Autophagy-induced apoptosis: Autophagy is a cellular process that degrades damaged organelles and misfolded proteins. In some cases, autophagy can lead to apoptosis when the cellular damage is too severe to be repaired.
T-cell-induced apoptosis: T-cell-induced apoptosis is a form of apoptosis that is mediated by T-lymphocytes. This process is important in the immune response against infections and cancer, and it helps to remove damaged or infected cells.
Death receptor-induced apoptosis: Death receptor-induced apoptosis is mediated by death receptors on the cell surface, which trigger a signaling cascade that leads to apoptosis. This process is triggered by various ligands, such as TNF-alpha and Fas ligand.
Necroptosis: Necroptosis is a form of programmed cell death that is distinct from apoptosis. It is triggered by the activation of death receptors, but it involves a different set of signaling pathways that lead to necrotic cell death.
- "These changes include blebbing, cell shrinkage, nuclear fragmentation, chromatin condensation, DNA fragmentation, and mRNA decay."
- "The average adult human loses between 50 and 70 billion cells each day due to apoptosis."
- "For an average human child between eight and fourteen years old, each day the approximate lost is 20 to 30 billion cells."
- "In contrast to necrosis, which is a form of traumatic cell death that results from acute cellular injury, apoptosis is a highly regulated and controlled process."
- "Unlike necrosis, apoptosis produces cell fragments called apoptotic bodies that phagocytes are able to engulf and remove before the contents of the cell can spill out onto surrounding cells and cause damage to them."
- "Apoptosis can be initiated through one of two pathways. In the intrinsic pathway, the cell kills itself because it senses cell stress, while in the extrinsic pathway, the cell kills itself because of signals from other cells."
- "Both pathways induce cell death by activating caspases, which are proteases, or enzymes that degrade proteins."
- "The two pathways both activate initiator caspases, which then activate executioner caspases, which then kill the cell by degrading proteins indiscriminately."

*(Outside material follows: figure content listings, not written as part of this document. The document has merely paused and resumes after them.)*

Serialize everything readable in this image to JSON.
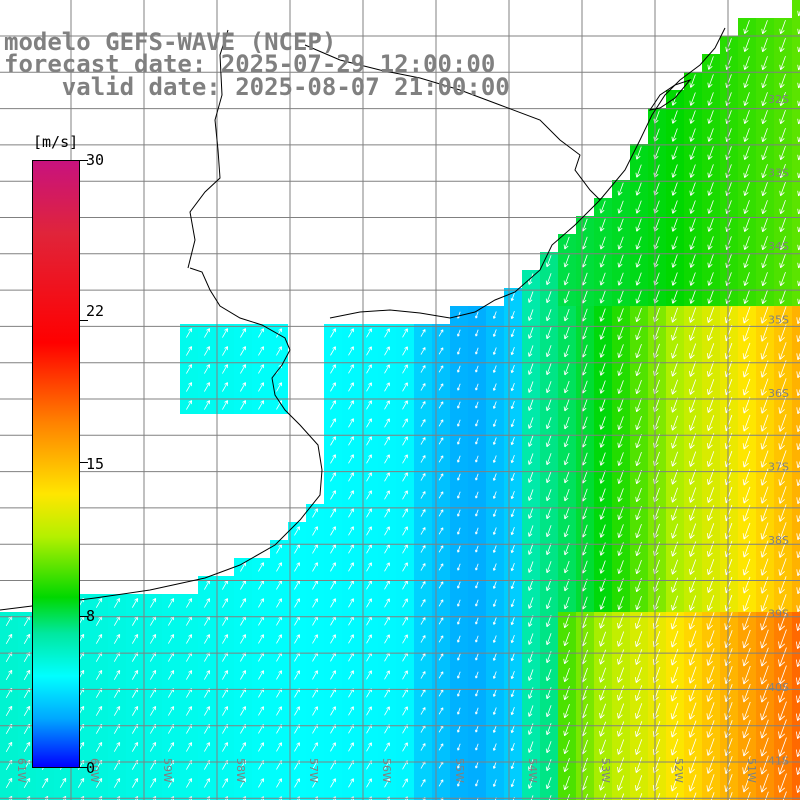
{
  "title": {
    "line1": "modelo GEFS-WAVE (NCEP)",
    "line2": "forecast date: 2025-07-29 12:00:00",
    "line3": "    valid date: 2025-08-07 21:00:00"
  },
  "colorbar": {
    "unit": "[m/s]",
    "labels": [
      "30",
      "22",
      "15",
      "8",
      "0"
    ],
    "min": 0,
    "max": 30
  },
  "map": {
    "lat_labels": [
      "32S",
      "33S",
      "34S",
      "35S",
      "36S",
      "37S",
      "38S",
      "39S",
      "40S",
      "41S"
    ],
    "lon_labels": [
      "61W",
      "60W",
      "59W",
      "58W",
      "57W",
      "56W",
      "55W",
      "54W",
      "53W",
      "52W",
      "51W"
    ],
    "colors": {
      "land": "#ffffff",
      "grid": "#808080",
      "coastline": "#000000",
      "arrows": "#ffffff",
      "title": "#808080"
    }
  }
}
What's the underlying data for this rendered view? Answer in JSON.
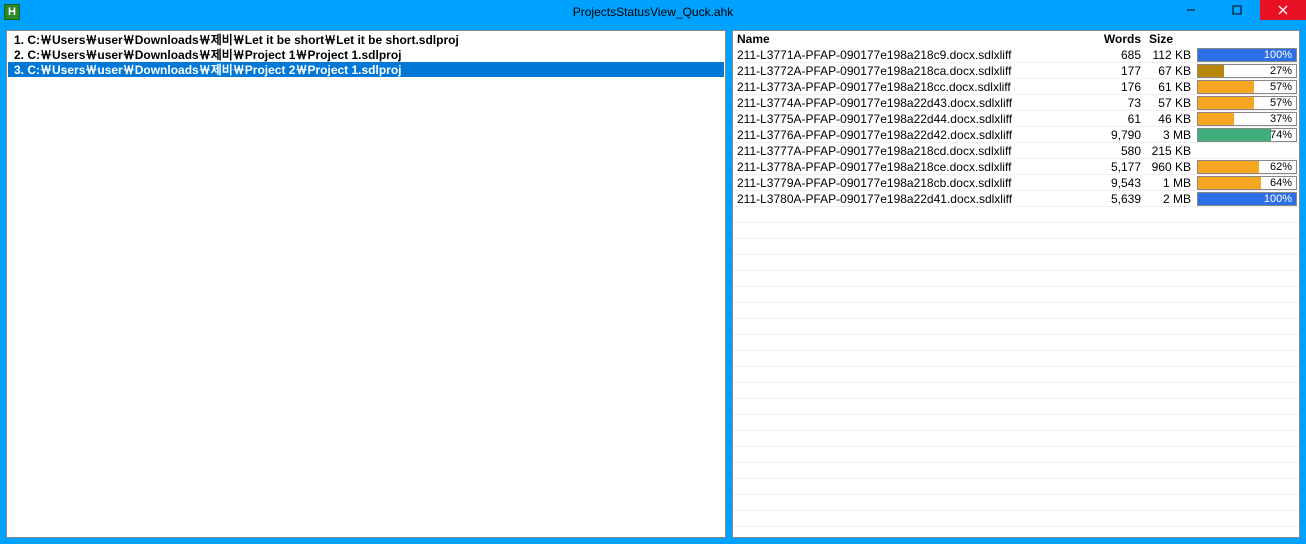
{
  "window": {
    "title": "ProjectsStatusView_Quck.ahk",
    "icon_letter": "H"
  },
  "projects": [
    {
      "index": "1.",
      "path": "C:\\Users\\user\\Downloads\\제비\\Let it be short\\Let it be short.sdlproj",
      "selected": false
    },
    {
      "index": "2.",
      "path": "C:\\Users\\user\\Downloads\\제비\\Project 1\\Project 1.sdlproj",
      "selected": false
    },
    {
      "index": "3.",
      "path": "C:\\Users\\user\\Downloads\\제비\\Project 2\\Project 1.sdlproj",
      "selected": true
    }
  ],
  "headers": {
    "name": "Name",
    "words": "Words",
    "size": "Size"
  },
  "files": [
    {
      "name": "211-L3771A-PFAP-090177e198a218c9.docx.sdlxliff",
      "words": "685",
      "size": "112 KB",
      "percent": 100,
      "color": "#2e6fe8",
      "label_color": "#fff"
    },
    {
      "name": "211-L3772A-PFAP-090177e198a218ca.docx.sdlxliff",
      "words": "177",
      "size": "67 KB",
      "percent": 27,
      "color": "#b8860b",
      "label_color": "#000"
    },
    {
      "name": "211-L3773A-PFAP-090177e198a218cc.docx.sdlxliff",
      "words": "176",
      "size": "61 KB",
      "percent": 57,
      "color": "#f5a623",
      "label_color": "#000"
    },
    {
      "name": "211-L3774A-PFAP-090177e198a22d43.docx.sdlxliff",
      "words": "73",
      "size": "57 KB",
      "percent": 57,
      "color": "#f5a623",
      "label_color": "#000"
    },
    {
      "name": "211-L3775A-PFAP-090177e198a22d44.docx.sdlxliff",
      "words": "61",
      "size": "46 KB",
      "percent": 37,
      "color": "#f5a623",
      "label_color": "#000"
    },
    {
      "name": "211-L3776A-PFAP-090177e198a22d42.docx.sdlxliff",
      "words": "9,790",
      "size": "3 MB",
      "percent": 74,
      "color": "#3fae7a",
      "label_color": "#000"
    },
    {
      "name": "211-L3777A-PFAP-090177e198a218cd.docx.sdlxliff",
      "words": "580",
      "size": "215 KB",
      "percent": null
    },
    {
      "name": "211-L3778A-PFAP-090177e198a218ce.docx.sdlxliff",
      "words": "5,177",
      "size": "960 KB",
      "percent": 62,
      "color": "#f5a623",
      "label_color": "#000"
    },
    {
      "name": "211-L3779A-PFAP-090177e198a218cb.docx.sdlxliff",
      "words": "9,543",
      "size": "1 MB",
      "percent": 64,
      "color": "#f5a623",
      "label_color": "#000"
    },
    {
      "name": "211-L3780A-PFAP-090177e198a22d41.docx.sdlxliff",
      "words": "5,639",
      "size": "2 MB",
      "percent": 100,
      "color": "#2e6fe8",
      "label_color": "#fff"
    }
  ],
  "empty_rows": 20
}
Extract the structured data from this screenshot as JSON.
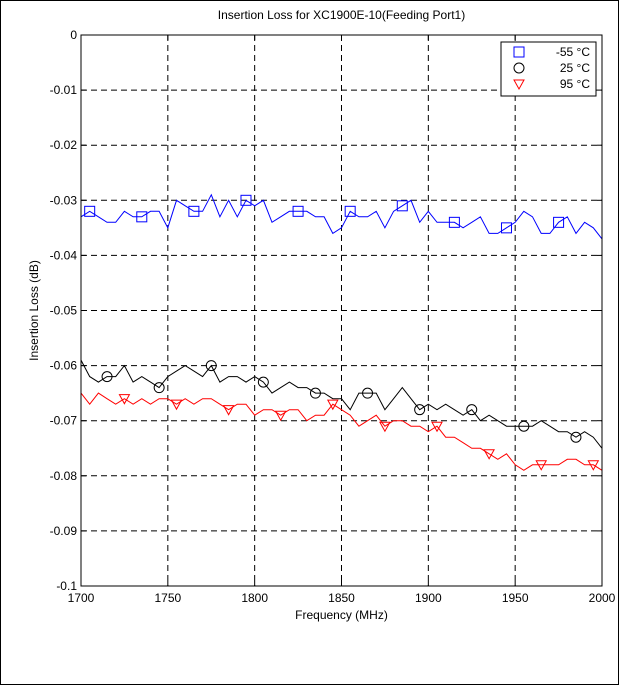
{
  "chart_data": {
    "type": "line",
    "title": "Insertion Loss for XC1900E-10(Feeding Port1)",
    "xlabel": "Frequency (MHz)",
    "ylabel": "Insertion Loss (dB)",
    "xlim": [
      1700,
      2000
    ],
    "ylim": [
      -0.1,
      0
    ],
    "x_ticks": [
      1700,
      1750,
      1800,
      1850,
      1900,
      1950,
      2000
    ],
    "x_tick_labels": [
      "1700",
      "1750",
      "1800",
      "1850",
      "1900",
      "1950",
      "2000"
    ],
    "y_ticks": [
      0,
      -0.01,
      -0.02,
      -0.03,
      -0.04,
      -0.05,
      -0.06,
      -0.07,
      -0.08,
      -0.09,
      -0.1
    ],
    "y_tick_labels": [
      "0",
      "-0.01",
      "-0.02",
      "-0.03",
      "-0.04",
      "-0.05",
      "-0.06",
      "-0.07",
      "-0.08",
      "-0.09",
      "-0.1"
    ],
    "grid": true,
    "legend_position": "top-right",
    "x": [
      1700,
      1705,
      1710,
      1715,
      1720,
      1725,
      1730,
      1735,
      1740,
      1745,
      1750,
      1755,
      1760,
      1765,
      1770,
      1775,
      1780,
      1785,
      1790,
      1795,
      1800,
      1805,
      1810,
      1815,
      1820,
      1825,
      1830,
      1835,
      1840,
      1845,
      1850,
      1855,
      1860,
      1865,
      1870,
      1875,
      1880,
      1885,
      1890,
      1895,
      1900,
      1905,
      1910,
      1915,
      1920,
      1925,
      1930,
      1935,
      1940,
      1945,
      1950,
      1955,
      1960,
      1965,
      1970,
      1975,
      1980,
      1985,
      1990,
      1995,
      2000
    ],
    "series": [
      {
        "name": "-55 °C",
        "color": "#0000ff",
        "marker": "square",
        "marker_x": [
          1705,
          1735,
          1765,
          1795,
          1825,
          1855,
          1885,
          1915,
          1945,
          1975
        ],
        "values": [
          -0.033,
          -0.032,
          -0.033,
          -0.034,
          -0.034,
          -0.032,
          -0.033,
          -0.033,
          -0.032,
          -0.032,
          -0.035,
          -0.03,
          -0.031,
          -0.032,
          -0.032,
          -0.029,
          -0.033,
          -0.03,
          -0.033,
          -0.03,
          -0.031,
          -0.03,
          -0.034,
          -0.033,
          -0.032,
          -0.032,
          -0.032,
          -0.033,
          -0.033,
          -0.036,
          -0.035,
          -0.032,
          -0.033,
          -0.033,
          -0.032,
          -0.035,
          -0.032,
          -0.031,
          -0.03,
          -0.034,
          -0.032,
          -0.034,
          -0.034,
          -0.034,
          -0.035,
          -0.034,
          -0.033,
          -0.036,
          -0.036,
          -0.035,
          -0.034,
          -0.032,
          -0.033,
          -0.036,
          -0.036,
          -0.034,
          -0.033,
          -0.036,
          -0.034,
          -0.035,
          -0.037
        ]
      },
      {
        "name": "25 °C",
        "color": "#000000",
        "marker": "circle",
        "marker_x": [
          1715,
          1745,
          1775,
          1805,
          1835,
          1865,
          1895,
          1925,
          1955,
          1985
        ],
        "values": [
          -0.059,
          -0.062,
          -0.063,
          -0.062,
          -0.062,
          -0.06,
          -0.063,
          -0.062,
          -0.063,
          -0.064,
          -0.062,
          -0.061,
          -0.06,
          -0.061,
          -0.062,
          -0.06,
          -0.063,
          -0.062,
          -0.062,
          -0.063,
          -0.062,
          -0.063,
          -0.065,
          -0.064,
          -0.063,
          -0.064,
          -0.064,
          -0.065,
          -0.065,
          -0.066,
          -0.066,
          -0.068,
          -0.065,
          -0.065,
          -0.065,
          -0.068,
          -0.066,
          -0.064,
          -0.066,
          -0.068,
          -0.067,
          -0.068,
          -0.067,
          -0.068,
          -0.069,
          -0.068,
          -0.07,
          -0.069,
          -0.07,
          -0.071,
          -0.071,
          -0.071,
          -0.071,
          -0.07,
          -0.071,
          -0.072,
          -0.072,
          -0.073,
          -0.072,
          -0.073,
          -0.075
        ]
      },
      {
        "name": "95 °C",
        "color": "#ff0000",
        "marker": "triangle-down",
        "marker_x": [
          1725,
          1755,
          1785,
          1815,
          1845,
          1875,
          1905,
          1935,
          1965,
          1995
        ],
        "values": [
          -0.065,
          -0.067,
          -0.065,
          -0.066,
          -0.067,
          -0.066,
          -0.067,
          -0.066,
          -0.067,
          -0.066,
          -0.066,
          -0.067,
          -0.066,
          -0.067,
          -0.066,
          -0.066,
          -0.067,
          -0.068,
          -0.067,
          -0.067,
          -0.069,
          -0.068,
          -0.068,
          -0.069,
          -0.068,
          -0.068,
          -0.07,
          -0.069,
          -0.069,
          -0.067,
          -0.068,
          -0.069,
          -0.071,
          -0.07,
          -0.069,
          -0.071,
          -0.07,
          -0.07,
          -0.071,
          -0.071,
          -0.072,
          -0.071,
          -0.073,
          -0.073,
          -0.074,
          -0.075,
          -0.075,
          -0.076,
          -0.077,
          -0.076,
          -0.078,
          -0.079,
          -0.078,
          -0.078,
          -0.078,
          -0.078,
          -0.077,
          -0.077,
          -0.078,
          -0.078,
          -0.079
        ]
      }
    ]
  }
}
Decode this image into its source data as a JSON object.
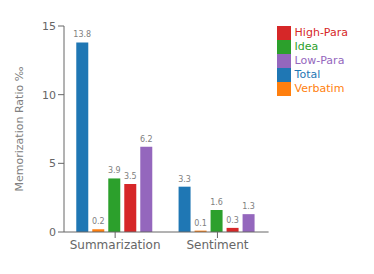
{
  "chart_data": {
    "type": "bar",
    "categories": [
      "Summarization",
      "Sentiment"
    ],
    "series": [
      {
        "name": "Total",
        "color": "#1f77b4",
        "values": [
          13.8,
          3.3
        ]
      },
      {
        "name": "Verbatim",
        "color": "#ff7f0e",
        "values": [
          0.2,
          0.1
        ]
      },
      {
        "name": "Idea",
        "color": "#2ca02c",
        "values": [
          3.9,
          1.6
        ]
      },
      {
        "name": "High-Para",
        "color": "#d62728",
        "values": [
          3.5,
          0.3
        ]
      },
      {
        "name": "Low-Para",
        "color": "#9467bd",
        "values": [
          6.2,
          1.3
        ]
      }
    ],
    "ylabel": "Memorization Ratio ‰",
    "ylim": [
      0,
      15
    ],
    "yticks": [
      0,
      5,
      10,
      15
    ],
    "data_labels": true,
    "legend": "upper right",
    "grid": false
  }
}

- "Defective apoptotic processes have been implicated in a wide variety of diseases. Excessive apoptosis causes atrophy, whereas an insufficient amount results in uncontrolled cell proliferation, such as cancer."
- "Some factors like Fas receptors and caspases promote apoptosis."
- "Some members of the Bcl-2 family of proteins inhibit apoptosis."
- "For example, the separation of fingers and toes in a developing human embryo occurs because cells between the digits undergo apoptosis."
- "Because apoptosis cannot stop once it has begun, it is a highly regulated process."
- "Weak external signals may also activate the intrinsic pathway of apoptosis."
- "Biochemical events lead to characteristic cell changes (morphology) and death."
- "Phagocytes are able to engulf and remove apoptotic bodies before the contents of the cell can spill out onto surrounding cells and cause damage to them."
- "These changes include... DNA fragmentation."
- "Apoptosis is a highly regulated and controlled process that confers advantages during an organism's life cycle."
- "Because apoptosis cannot stop once it has begun, it is a highly regulated process."